Trone Brothers David and Robert built America’s largest wine superstore, Total Wine & More. Founded in 1991 with a single store in Delaware, Total Wine & More today is the country‘s largest independent retailer of wine with 103 stores in 16 states. They have also developed a direct import model: among each of the close to 8,000 different types of wines a store carries, 2,500 of them are directly imported.
Sometime innovators can be so unintentionally. (Columbus was looking for China, right?) A billionaire who was scammed by fake wine, Koch has led the charge in exposing the vast amounts of counterfeit wine, with some experts projecting that as much as 20% of the wine sold on international markets could be counterfeit. Koch claims to have spent $4.5 million on 421 bottles of wine that turned out to be counterfeit, which instigated his crusade against fake wine. He estimates that eight wine-related lawsuits against Hardy Rodenstock and others have cost him 25 million dollars.

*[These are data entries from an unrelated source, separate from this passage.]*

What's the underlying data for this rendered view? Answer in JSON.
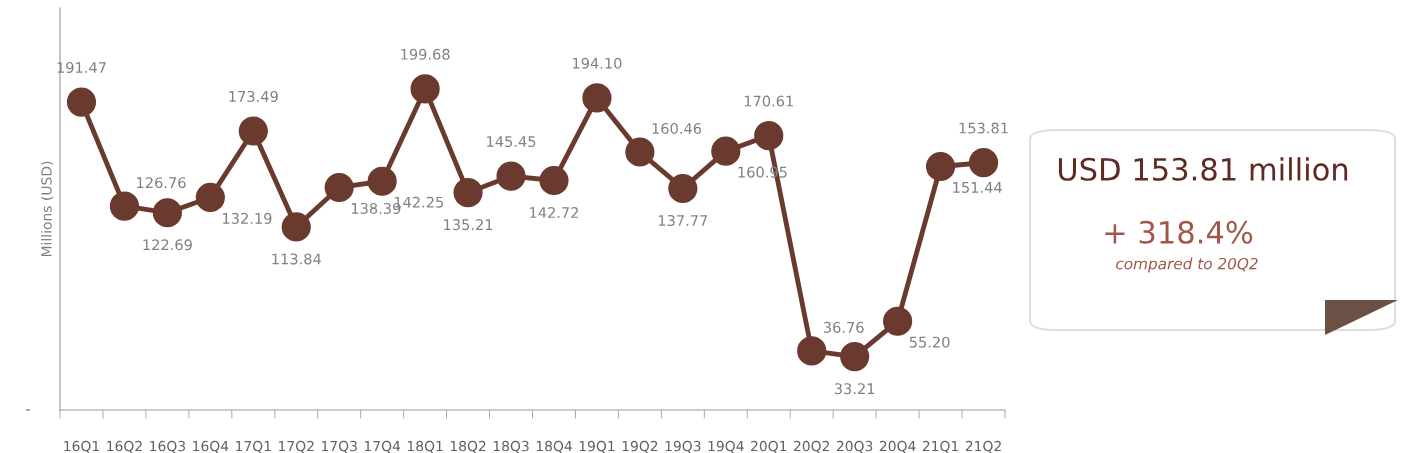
{
  "chart_data": {
    "type": "line",
    "ylabel": "Millions (USD)",
    "ylim": [
      0,
      250
    ],
    "categories": [
      "16Q1",
      "16Q2",
      "16Q3",
      "16Q4",
      "17Q1",
      "17Q2",
      "17Q3",
      "17Q4",
      "18Q1",
      "18Q2",
      "18Q3",
      "18Q4",
      "19Q1",
      "19Q2",
      "19Q3",
      "19Q4",
      "20Q1",
      "20Q2",
      "20Q3",
      "20Q4",
      "21Q1",
      "21Q2"
    ],
    "series": [
      {
        "color": "#6b3a2e",
        "values": [
          191.47,
          126.76,
          122.69,
          132.19,
          173.49,
          113.84,
          138.39,
          142.25,
          199.68,
          135.21,
          145.45,
          142.72,
          194.1,
          160.46,
          137.77,
          160.95,
          170.61,
          36.76,
          33.21,
          55.2,
          151.44,
          153.81
        ],
        "value_labels": [
          "191.47",
          "126.76",
          "122.69",
          "132.19",
          "173.49",
          "113.84",
          "138.39",
          "142.25",
          "199.68",
          "135.21",
          "145.45",
          "142.72",
          "194.10",
          "160.46",
          "137.77",
          "160.95",
          "170.61",
          "36.76",
          "33.21",
          "55.20",
          "151.44",
          "153.81"
        ]
      }
    ],
    "marker": "circle",
    "line_style": "solid",
    "grid": false,
    "annotations": [
      "-",
      "USD 153.81 million",
      "+ 318.4%",
      "compared to 20Q2"
    ]
  }
}
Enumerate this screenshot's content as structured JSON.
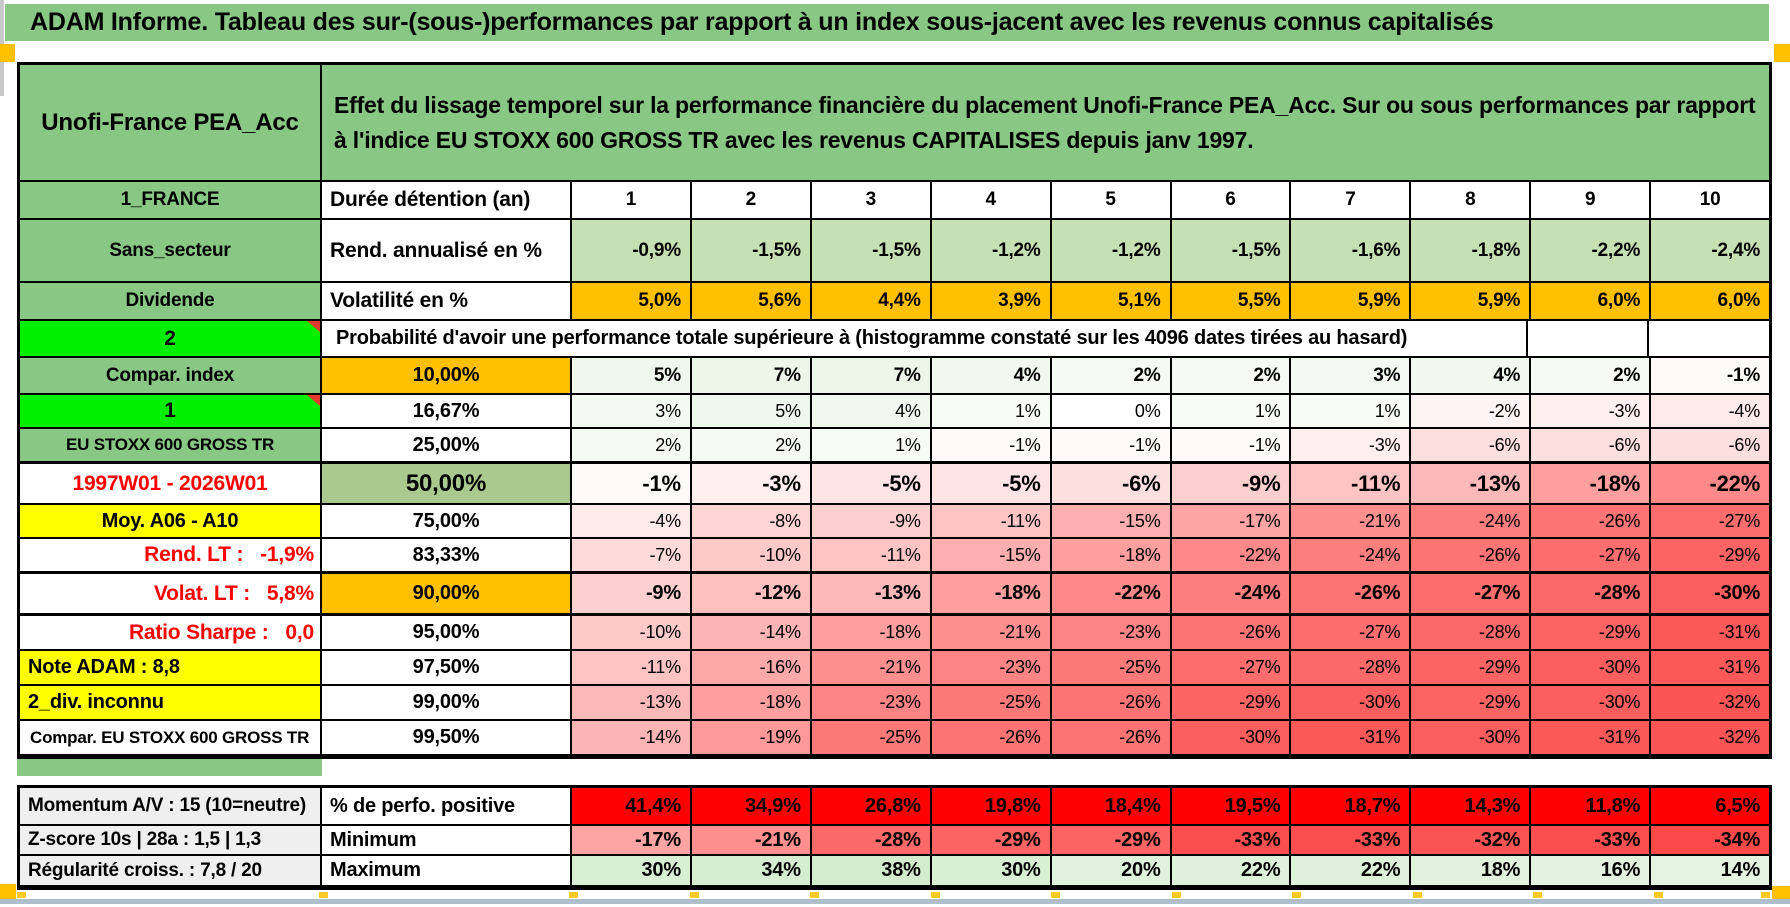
{
  "page": {
    "title": "ADAM Informe. Tableau des sur-(sous-)performances par rapport à un index sous-jacent avec les revenus connus capitalisés"
  },
  "header": {
    "product": "Unofi-France PEA_Acc",
    "description": "Effet du lissage temporel sur la performance financière du placement Unofi-France PEA_Acc. Sur ou sous performances par rapport à l'indice EU STOXX 600 GROSS TR avec les revenus CAPITALISES depuis janv 1997."
  },
  "top_rows": [
    {
      "a": "1_FRANCE",
      "b": "Durée détention (an)",
      "values": [
        "1",
        "2",
        "3",
        "4",
        "5",
        "6",
        "7",
        "8",
        "9",
        "10"
      ]
    },
    {
      "a": "Sans_secteur",
      "b": "Rend. annualisé en %",
      "values": [
        "-0,9%",
        "-1,5%",
        "-1,5%",
        "-1,2%",
        "-1,2%",
        "-1,5%",
        "-1,6%",
        "-1,8%",
        "-2,2%",
        "-2,4%"
      ]
    },
    {
      "a": "Dividende",
      "b": "Volatilité en %",
      "values": [
        "5,0%",
        "5,6%",
        "4,4%",
        "3,9%",
        "5,1%",
        "5,5%",
        "5,9%",
        "5,9%",
        "6,0%",
        "6,0%"
      ]
    }
  ],
  "probability_header": {
    "a": "2",
    "text": "Probabilité d'avoir une performance totale supérieure à (histogramme constaté sur les 4096 dates tirées au hasard)"
  },
  "probability_rows": [
    {
      "a": "Compar. index",
      "b": "10,00%",
      "values": [
        "5%",
        "7%",
        "7%",
        "4%",
        "2%",
        "2%",
        "3%",
        "4%",
        "2%",
        "-1%"
      ]
    },
    {
      "a": "1",
      "b": "16,67%",
      "values": [
        "3%",
        "5%",
        "4%",
        "1%",
        "0%",
        "1%",
        "1%",
        "-2%",
        "-3%",
        "-4%"
      ]
    },
    {
      "a": "EU STOXX 600 GROSS TR",
      "b": "25,00%",
      "values": [
        "2%",
        "2%",
        "1%",
        "-1%",
        "-1%",
        "-1%",
        "-3%",
        "-6%",
        "-6%",
        "-6%"
      ]
    },
    {
      "a": "1997W01 - 2026W01",
      "b": "50,00%",
      "values": [
        "-1%",
        "-3%",
        "-5%",
        "-5%",
        "-6%",
        "-9%",
        "-11%",
        "-13%",
        "-18%",
        "-22%"
      ]
    },
    {
      "a": "Moy. A06 - A10",
      "b": "75,00%",
      "values": [
        "-4%",
        "-8%",
        "-9%",
        "-11%",
        "-15%",
        "-17%",
        "-21%",
        "-24%",
        "-26%",
        "-27%"
      ]
    },
    {
      "a": "Rend. LT :   -1,9%",
      "b": "83,33%",
      "values": [
        "-7%",
        "-10%",
        "-11%",
        "-15%",
        "-18%",
        "-22%",
        "-24%",
        "-26%",
        "-27%",
        "-29%"
      ]
    },
    {
      "a": "Volat. LT :   5,8%",
      "b": "90,00%",
      "values": [
        "-9%",
        "-12%",
        "-13%",
        "-18%",
        "-22%",
        "-24%",
        "-26%",
        "-27%",
        "-28%",
        "-30%"
      ]
    },
    {
      "a": "Ratio Sharpe :   0,0",
      "b": "95,00%",
      "values": [
        "-10%",
        "-14%",
        "-18%",
        "-21%",
        "-23%",
        "-26%",
        "-27%",
        "-28%",
        "-29%",
        "-31%"
      ]
    },
    {
      "a": "Note ADAM : 8,8",
      "b": "97,50%",
      "values": [
        "-11%",
        "-16%",
        "-21%",
        "-23%",
        "-25%",
        "-27%",
        "-28%",
        "-29%",
        "-30%",
        "-31%"
      ]
    },
    {
      "a": "2_div. inconnu",
      "b": "99,00%",
      "values": [
        "-13%",
        "-18%",
        "-23%",
        "-25%",
        "-26%",
        "-29%",
        "-30%",
        "-29%",
        "-30%",
        "-32%"
      ]
    },
    {
      "a": "Compar. EU STOXX 600 GROSS TR",
      "b": "99,50%",
      "values": [
        "-14%",
        "-19%",
        "-25%",
        "-26%",
        "-26%",
        "-30%",
        "-31%",
        "-30%",
        "-31%",
        "-32%"
      ]
    }
  ],
  "footer_rows": [
    {
      "a": "Momentum A/V : 15 (10=neutre)",
      "b": "% de perfo. positive",
      "values": [
        "41,4%",
        "34,9%",
        "26,8%",
        "19,8%",
        "18,4%",
        "19,5%",
        "18,7%",
        "14,3%",
        "11,8%",
        "6,5%"
      ]
    },
    {
      "a": "Z-score 10s | 28a : 1,5 | 1,3",
      "b": "Minimum",
      "values": [
        "-17%",
        "-21%",
        "-28%",
        "-29%",
        "-29%",
        "-33%",
        "-33%",
        "-32%",
        "-33%",
        "-34%"
      ]
    },
    {
      "a": "Régularité croiss. : 7,8 / 20",
      "b": "Maximum",
      "values": [
        "30%",
        "34%",
        "38%",
        "30%",
        "20%",
        "22%",
        "22%",
        "18%",
        "16%",
        "14%"
      ]
    }
  ],
  "colors": {
    "title_green": "#88C784",
    "bright_green": "#00EE00",
    "sage_green": "#A9C98E",
    "rend_green": "#C6E0B4",
    "orange": "#FFC000",
    "yellow": "#FFFF00",
    "red": "#FF0000",
    "gray_label": "#EFEFEF",
    "scale_green_max": "#D2ECCD",
    "scale_red_max": "#FB4949",
    "window_line": "#AFBECB"
  }
}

Today, with the increased focus on counterfeiting (in part because of Koch’s actions), wineries have taken a much more active stance in protecting consumers against fraud. Opus One, Chateau Palmer and Colgin Cellars are now using anti-fraud technology such as Kodak’s Traceless System, Prooftag’s BubbleTag, NFC Digital chips, holograms, and encrypted microtext.
Perhaps no other technology has changed the way one drinks wine than Coravin. The creation of former medical device inventor Greg Lambrecht, it solves the longtime conundrum of tasting wine without having to lose the entire bottle to unwanted oxygen contact. Who wouldn't want to be able to sample a bottle from their cellar without removing the cork?
It's a genius and cost-effective boon for sommeliers and curious drinkers alike, opening up a much wider, rarer, and more daring array of by-the-glass offerings. Salespeople and retailers can offer a "try before you buy" for bottles that would rarely, if ever, be sampled. A recent issue with exploding bottles has been addressed via a wine sleeve distributed to Coravin owners.